Ma è un progetto di vita che frana sulle difficoltà economiche, lascia gli studi, trova lavoro come giornalista e bibliotecario, si sposa e nel 1879, e a trent’anni ha l’esordio letterario con La camera rossa ma dopo cinque anni di passione attorno ad una sua prima opera (Maestro Olof) che viene continuamene respinta dai teatri.
Poi quando arriva a scrivere un opera storica sul popolo svedese, si attira tante critiche da rendere irrespirabile l’aria della sua città e si trasferisce a Parigi (1883) e, più tardi, in Svizzera.
Gli spostamenti crearono il presupposto per lo sviluppo della sua produzione ma crearono anche la crisi familiare, altri due matrimoni falliti, e poi alcuni libri e alcune novelle, gli attirarono l’accusa di misoginia che si sparse in tutta Europa…

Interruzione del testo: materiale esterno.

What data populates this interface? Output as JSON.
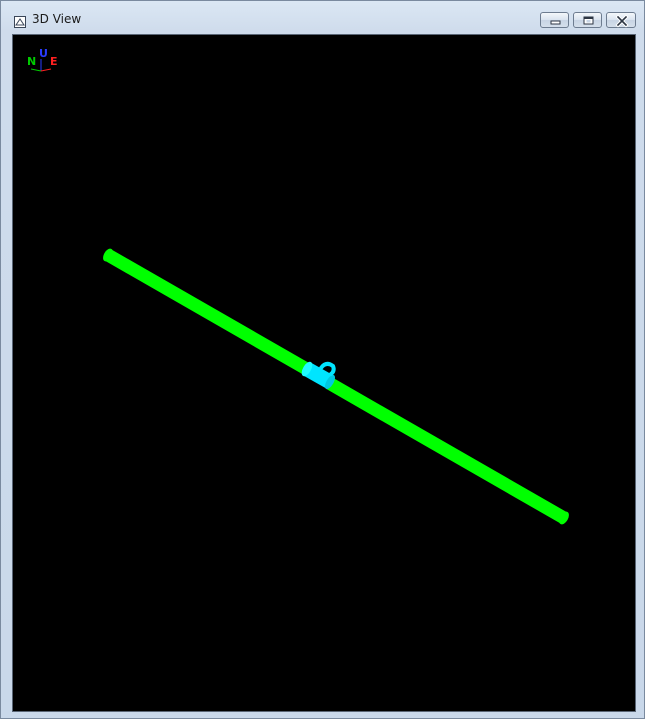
{
  "window": {
    "title": "3D View",
    "icon": "3d-view-app-icon",
    "controls": {
      "minimize": "minimize-icon",
      "restore": "restore-icon",
      "close": "close-icon"
    }
  },
  "viewport": {
    "background": "#000000",
    "axis_gizmo": {
      "north_label": "N",
      "up_label": "U",
      "east_label": "E",
      "north_color": "#00cc00",
      "up_color": "#2a3cff",
      "east_color": "#ff2020"
    },
    "objects": [
      {
        "type": "pipe",
        "color": "#00ff00"
      },
      {
        "type": "pipe-fitting",
        "color": "#00e5ff"
      },
      {
        "type": "pipe",
        "color": "#00ff00"
      }
    ]
  }
}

Morì a Stoccolma nel settembre del 1912.
Ai suoi funerali si formò un corteo spontaneo di lavoratori; questo perché negli ultimi anni della sua vita egli supportò la loro causa.
Venendo al nostro libro, o meglio al nostro dramma: il senso della realtà vera del teatro è andato smarrito.

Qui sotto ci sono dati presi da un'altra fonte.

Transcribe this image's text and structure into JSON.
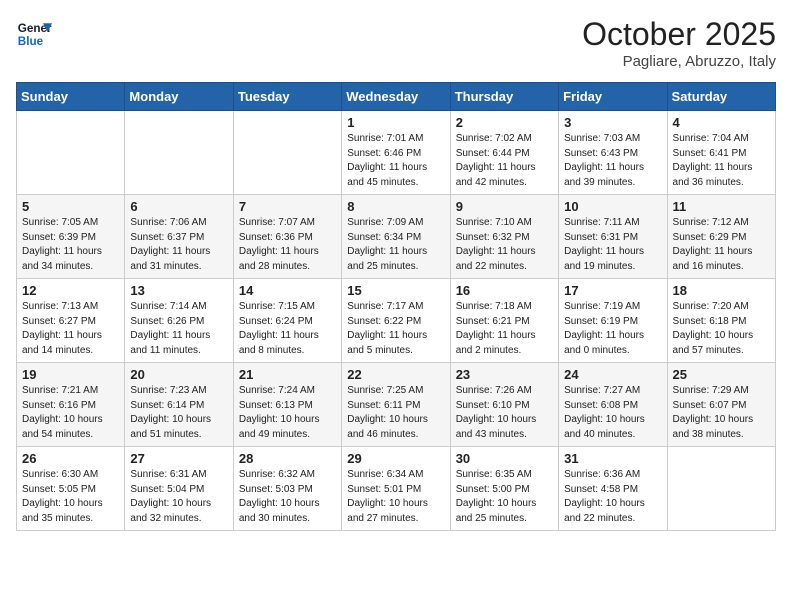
{
  "logo": {
    "line1": "General",
    "line2": "Blue"
  },
  "title": "October 2025",
  "location": "Pagliare, Abruzzo, Italy",
  "weekdays": [
    "Sunday",
    "Monday",
    "Tuesday",
    "Wednesday",
    "Thursday",
    "Friday",
    "Saturday"
  ],
  "weeks": [
    [
      {
        "day": "",
        "sunrise": "",
        "sunset": "",
        "daylight": ""
      },
      {
        "day": "",
        "sunrise": "",
        "sunset": "",
        "daylight": ""
      },
      {
        "day": "",
        "sunrise": "",
        "sunset": "",
        "daylight": ""
      },
      {
        "day": "1",
        "sunrise": "Sunrise: 7:01 AM",
        "sunset": "Sunset: 6:46 PM",
        "daylight": "Daylight: 11 hours and 45 minutes."
      },
      {
        "day": "2",
        "sunrise": "Sunrise: 7:02 AM",
        "sunset": "Sunset: 6:44 PM",
        "daylight": "Daylight: 11 hours and 42 minutes."
      },
      {
        "day": "3",
        "sunrise": "Sunrise: 7:03 AM",
        "sunset": "Sunset: 6:43 PM",
        "daylight": "Daylight: 11 hours and 39 minutes."
      },
      {
        "day": "4",
        "sunrise": "Sunrise: 7:04 AM",
        "sunset": "Sunset: 6:41 PM",
        "daylight": "Daylight: 11 hours and 36 minutes."
      }
    ],
    [
      {
        "day": "5",
        "sunrise": "Sunrise: 7:05 AM",
        "sunset": "Sunset: 6:39 PM",
        "daylight": "Daylight: 11 hours and 34 minutes."
      },
      {
        "day": "6",
        "sunrise": "Sunrise: 7:06 AM",
        "sunset": "Sunset: 6:37 PM",
        "daylight": "Daylight: 11 hours and 31 minutes."
      },
      {
        "day": "7",
        "sunrise": "Sunrise: 7:07 AM",
        "sunset": "Sunset: 6:36 PM",
        "daylight": "Daylight: 11 hours and 28 minutes."
      },
      {
        "day": "8",
        "sunrise": "Sunrise: 7:09 AM",
        "sunset": "Sunset: 6:34 PM",
        "daylight": "Daylight: 11 hours and 25 minutes."
      },
      {
        "day": "9",
        "sunrise": "Sunrise: 7:10 AM",
        "sunset": "Sunset: 6:32 PM",
        "daylight": "Daylight: 11 hours and 22 minutes."
      },
      {
        "day": "10",
        "sunrise": "Sunrise: 7:11 AM",
        "sunset": "Sunset: 6:31 PM",
        "daylight": "Daylight: 11 hours and 19 minutes."
      },
      {
        "day": "11",
        "sunrise": "Sunrise: 7:12 AM",
        "sunset": "Sunset: 6:29 PM",
        "daylight": "Daylight: 11 hours and 16 minutes."
      }
    ],
    [
      {
        "day": "12",
        "sunrise": "Sunrise: 7:13 AM",
        "sunset": "Sunset: 6:27 PM",
        "daylight": "Daylight: 11 hours and 14 minutes."
      },
      {
        "day": "13",
        "sunrise": "Sunrise: 7:14 AM",
        "sunset": "Sunset: 6:26 PM",
        "daylight": "Daylight: 11 hours and 11 minutes."
      },
      {
        "day": "14",
        "sunrise": "Sunrise: 7:15 AM",
        "sunset": "Sunset: 6:24 PM",
        "daylight": "Daylight: 11 hours and 8 minutes."
      },
      {
        "day": "15",
        "sunrise": "Sunrise: 7:17 AM",
        "sunset": "Sunset: 6:22 PM",
        "daylight": "Daylight: 11 hours and 5 minutes."
      },
      {
        "day": "16",
        "sunrise": "Sunrise: 7:18 AM",
        "sunset": "Sunset: 6:21 PM",
        "daylight": "Daylight: 11 hours and 2 minutes."
      },
      {
        "day": "17",
        "sunrise": "Sunrise: 7:19 AM",
        "sunset": "Sunset: 6:19 PM",
        "daylight": "Daylight: 11 hours and 0 minutes."
      },
      {
        "day": "18",
        "sunrise": "Sunrise: 7:20 AM",
        "sunset": "Sunset: 6:18 PM",
        "daylight": "Daylight: 10 hours and 57 minutes."
      }
    ],
    [
      {
        "day": "19",
        "sunrise": "Sunrise: 7:21 AM",
        "sunset": "Sunset: 6:16 PM",
        "daylight": "Daylight: 10 hours and 54 minutes."
      },
      {
        "day": "20",
        "sunrise": "Sunrise: 7:23 AM",
        "sunset": "Sunset: 6:14 PM",
        "daylight": "Daylight: 10 hours and 51 minutes."
      },
      {
        "day": "21",
        "sunrise": "Sunrise: 7:24 AM",
        "sunset": "Sunset: 6:13 PM",
        "daylight": "Daylight: 10 hours and 49 minutes."
      },
      {
        "day": "22",
        "sunrise": "Sunrise: 7:25 AM",
        "sunset": "Sunset: 6:11 PM",
        "daylight": "Daylight: 10 hours and 46 minutes."
      },
      {
        "day": "23",
        "sunrise": "Sunrise: 7:26 AM",
        "sunset": "Sunset: 6:10 PM",
        "daylight": "Daylight: 10 hours and 43 minutes."
      },
      {
        "day": "24",
        "sunrise": "Sunrise: 7:27 AM",
        "sunset": "Sunset: 6:08 PM",
        "daylight": "Daylight: 10 hours and 40 minutes."
      },
      {
        "day": "25",
        "sunrise": "Sunrise: 7:29 AM",
        "sunset": "Sunset: 6:07 PM",
        "daylight": "Daylight: 10 hours and 38 minutes."
      }
    ],
    [
      {
        "day": "26",
        "sunrise": "Sunrise: 6:30 AM",
        "sunset": "Sunset: 5:05 PM",
        "daylight": "Daylight: 10 hours and 35 minutes."
      },
      {
        "day": "27",
        "sunrise": "Sunrise: 6:31 AM",
        "sunset": "Sunset: 5:04 PM",
        "daylight": "Daylight: 10 hours and 32 minutes."
      },
      {
        "day": "28",
        "sunrise": "Sunrise: 6:32 AM",
        "sunset": "Sunset: 5:03 PM",
        "daylight": "Daylight: 10 hours and 30 minutes."
      },
      {
        "day": "29",
        "sunrise": "Sunrise: 6:34 AM",
        "sunset": "Sunset: 5:01 PM",
        "daylight": "Daylight: 10 hours and 27 minutes."
      },
      {
        "day": "30",
        "sunrise": "Sunrise: 6:35 AM",
        "sunset": "Sunset: 5:00 PM",
        "daylight": "Daylight: 10 hours and 25 minutes."
      },
      {
        "day": "31",
        "sunrise": "Sunrise: 6:36 AM",
        "sunset": "Sunset: 4:58 PM",
        "daylight": "Daylight: 10 hours and 22 minutes."
      },
      {
        "day": "",
        "sunrise": "",
        "sunset": "",
        "daylight": ""
      }
    ]
  ]
}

Dai cervelli umani è scomparsa la nozione del teatro. Essa esiste, invece: a metà strada tra realtà e sogno.
Cosi Antonin Artaud scriveva parlando di questa opera.

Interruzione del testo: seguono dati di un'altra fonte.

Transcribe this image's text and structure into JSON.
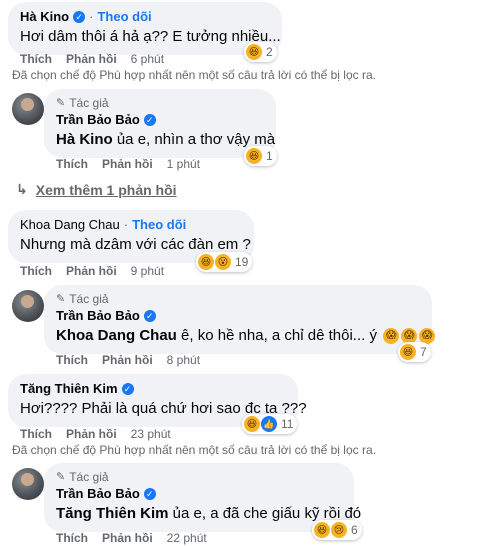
{
  "c1": {
    "author": "Hà Kino",
    "follow": "Theo dõi",
    "text": "Hơi dâm thôi á hả ạ?? E tưởng nhiều...",
    "like": "Thích",
    "reply": "Phản hồi",
    "time": "6 phút",
    "reaction_count": "2"
  },
  "notice1": "Đã chọn chế độ Phù hợp nhất nên một số câu trả lời có thể bị lọc ra.",
  "r1": {
    "tag": "Tác giả",
    "author": "Trần Bảo Bảo",
    "mention": "Hà Kino",
    "text": " ủa e, nhìn a thơ vậy mà",
    "like": "Thích",
    "reply": "Phản hồi",
    "time": "1 phút",
    "reaction_count": "1"
  },
  "more": "Xem thêm 1 phản hồi",
  "c2": {
    "author": "Khoa Dang Chau",
    "follow": "Theo dõi",
    "text": "Nhưng mà dzâm với các đàn em ?",
    "like": "Thích",
    "reply": "Phản hồi",
    "time": "9 phút",
    "reaction_count": "19"
  },
  "r2": {
    "tag": "Tác giả",
    "author": "Trần Bảo Bảo",
    "mention": "Khoa Dang Chau",
    "text": " ê, ko hề nha, a chỉ dê thôi... ý",
    "like": "Thích",
    "reply": "Phản hồi",
    "time": "8 phút",
    "reaction_count": "7"
  },
  "c3": {
    "author": "Tăng Thiên Kim",
    "text": "Hơi???? Phải là quá chứ hơi sao đc ta ???",
    "like": "Thích",
    "reply": "Phản hồi",
    "time": "23 phút",
    "reaction_count": "11"
  },
  "notice2": "Đã chọn chế độ Phù hợp nhất nên một số câu trả lời có thể bị lọc ra.",
  "r3": {
    "tag": "Tác giả",
    "author": "Trần Bảo Bảo",
    "mention": "Tăng Thiên Kim",
    "text": " ủa e, a đã che giấu kỹ rồi đó",
    "like": "Thích",
    "reply": "Phản hồi",
    "time": "22 phút",
    "reaction_count": "6"
  },
  "icons": {
    "verified": "✓",
    "follow_dot": "·",
    "pen": "✎",
    "reply_arrow": "↳",
    "haha": "😆",
    "wow": "😮",
    "like": "👍",
    "sad": "😢",
    "scream": "😱"
  }
}
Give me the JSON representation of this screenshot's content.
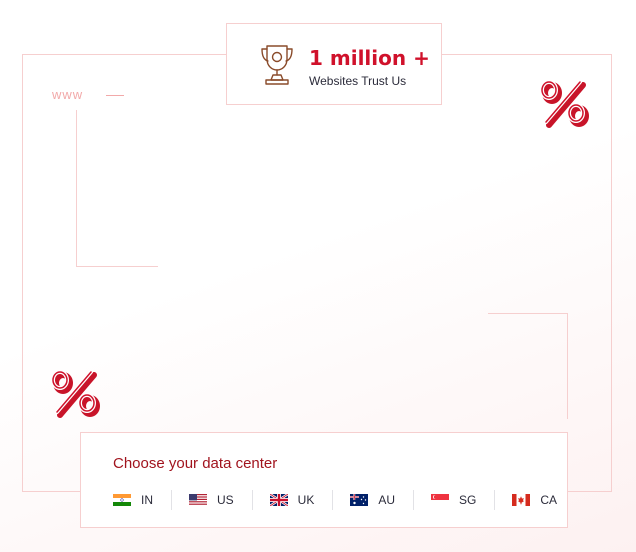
{
  "badge": {
    "count": "1 million +",
    "subtitle": "Websites Trust Us",
    "icon": "trophy-icon"
  },
  "decor": {
    "www_label": "www",
    "percent_icon": "percent-icon"
  },
  "datacenter": {
    "title": "Choose your data center",
    "options": [
      {
        "code": "IN",
        "flag": "india-flag-icon"
      },
      {
        "code": "US",
        "flag": "usa-flag-icon"
      },
      {
        "code": "UK",
        "flag": "uk-flag-icon"
      },
      {
        "code": "AU",
        "flag": "australia-flag-icon"
      },
      {
        "code": "SG",
        "flag": "singapore-flag-icon"
      },
      {
        "code": "CA",
        "flag": "canada-flag-icon"
      }
    ]
  },
  "colors": {
    "accent": "#d0112b",
    "border": "#f6cfcf",
    "text": "#2b2b3a",
    "title": "#a1141e"
  }
}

Una settimana fa è stato il centenario della morte di August Strindberg ed il Teatro Popolare Italiano e il Teatro Out Off ( di cui le immagini) hanno presentano, con il patrocinio dell’Ambasciata svedese in Italia, un ciclo di spettacoli composto dalla messa in scena di alcune tra le sue opere più importanti tra cui il “Il Sogno”
La trama di questo dramma è apparentemente semplice: la figlia del dio Indra decide di scendere sulla Terra per osservare come vivono gli umani e diviene ella stessa umana.
A sue spese si svelerà ai suoi occhi la vita di un pianeta, dura e infelice: anzi, è la vita stessa il dolore più grande, che impone all’uomo di causare afflizioni al suo prossimo, sebbene ciò non riesca comunque a assicurargli la benché minima felicità.
Il viaggio della figlia di Indra segue “l’incoerente ma apparentemente logica forma del sogno” e così la giovane si ritrova, senza soluzione di continuità, in un castello in cui è imprigionato un ufficiale, nella casa di due anziani coniugi, all’esterno di un teatro, in una grotta, su un’isola e così via.
Tempo e spazio non esistono, ci avvisa Strindberg nella nota che precede il testo, “i personaggi si fendono, si sdoppiano, si moltiplicano, svaporano, si condensano, si sciolgono, si raccolgono. Ma una coscienza sta sopra ogni cosa, quella del sognatore.”